If you are in the business of getting into self storage, you are in the business of putting cash into deals.

This is the fourth skill set it takes to start and grow a self storage business. All seven skill sets were covered briefly in an article I wrote for Inside Self Storage.

I know it seems obvious, but in reality, I have seen this trip up a lot of people.

If you have the cash, or if you are getting it from the sale of another property, great. My coaching is to make sure you use financing in a way that maximizes your return at the lowest risk tolerance level you can stand.

Perhaps it is better to put your cash into more than one deal to spread your risk and to use the financing to leverage your returns.

Let’s use the example of being in a 1031 tax-deferred exchange with $2 million in cash and $3 million in debt from the sale of an apartment complex.  You can buy two or three facilities to replace that as long as the debt is at least $3 million and all of the $2 million goes in as equity.

Finding Investor Money

If you don’t have the money, which is where I was when I started in the self storage business, you have to raise it.

How do you do that?

You have to talk to people with money who are interested in investing it.

“What if I don’t know people with money to invest? How do I find them?”

That is literally the million-dollar question.

In my past, that was the position I was in.

When I got in the business, I knew a few people with money to invest, but not many.

I presented my deals to anyone who had any money or who seemed successful at whatever they did.

I took in low amounts of investment money from people. Some as low as $10,000 to $25,000 investments.

Not a fun way to go, but I wanted to be in the business. I had deals with as many as 17 partners.

What changed for me was finding someone who knew people with more money than I did. They traveled in circles, primarily country clubs, I wasn’t a member of at the time (I am now).

They wanted to be in the business with me and wanted to be part of the vision I had for a self storage company.
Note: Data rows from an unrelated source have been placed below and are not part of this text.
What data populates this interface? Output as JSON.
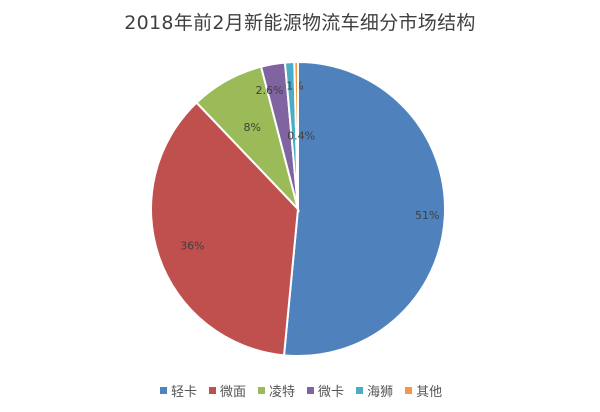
{
  "chart_data": {
    "type": "pie",
    "title": "2018年前2月新能源物流车细分市场结构",
    "labels": [
      "轻卡",
      "微面",
      "凌特",
      "微卡",
      "海狮",
      "其他"
    ],
    "values": [
      51,
      36,
      8,
      2.6,
      1,
      0.4
    ],
    "data_labels": [
      "51%",
      "36%",
      "8%",
      "2.6%",
      "1%",
      "0.4%"
    ],
    "colors": [
      "#4f81bd",
      "#c0504d",
      "#9bbb59",
      "#8064a2",
      "#4bacc6",
      "#f79646"
    ],
    "start": "12 o'clock",
    "direction": "clockwise",
    "legend_placement": "bottom"
  }
}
This opened up a whole new world of potential investors for me.

Many of these investors have become friends, mentors, and advisors. I developed as a business person, and my life has been totally enriched in a way it had never been before by getting to know them.

And our company has grown.

If you are just starting out, my advice is to do something along these lines. You don’t have to copy me exactly but start with successful people you know.

If they can’t or won’t invest, they know others who may and can introduce you.

It’s possible to do two or three deals by yourself.  But if you want to grow a business with a large portfolio you are going to need support. I was fortunate enough to find someone who knew that world of country club money, and who wanted to be part of growing the business.

You could also look for those people as well.

Creating a Fund

Another route, one that I am not personally familiar with, is creating a fund.

I am not the person at all to coach or advise on this.

From what I have seen, it is a hard way to get into the business.  This may be a valid way to go after you’ve been in the business for a while, raised some money and have a good track record.

It is one my partners and I are exploring now. But be careful. It is expensive, highly regulated and in reality, you are in two businesses, one is self storage business, and one is a fund manager. Both are full-time jobs.

My only coaching is to be careful if this the way you want to go and get very good support.

Why People Will Invest With You

Understand that there are a lot of people who have money that you can help them grow.

Self storage is the safest place for people to invest money if they are working with someone who knows how to find and analyze deals.

Even in the market today of 5% – 6% CAP rates, we are able to buy value-add properties and give 10% and greater preferred returns to our investors. We can also return all their money within 5 years or so.

The majority of the facilities out there are small mom and pop operations.  There is no limit to the number of these facilities that will hit the market in the next decade. Many of these can be purchased and repositioned and/or expanded to create the returns needed for your business model.

You are solving a problem that people with money have if you can:

  1. Find those value-add facilities for sale,
  2. See the opportunity they represent, and
  3. Demonstrate that opportunity to others.

What problem is that? The problem of where to put the money that is relatively safe and can generate above market returns.

Remember, self storage is one of the lowest foreclosed on assets there is.

In my business, we are able to give investors above-market returns and their money back before we get much, if any, of the cash flow from the facility.  After they get all of their investment money back with their preferred return, the investors have the option to get some of the ongoing cash flows and some of the sales proceeds when we finally sell.

If you craft an investor-friendly deal, do well on the first one, you will have investors for your next deal waiting.

People like to invest where their friends do. That was our experience.

In my humble opinion, it all comes down to three things:

  • being able to see the deals
  • figure out the cash flows
  • be able to tell that story.

If you are good at that or develop that skill set, you will soon have more money than deals to put it in.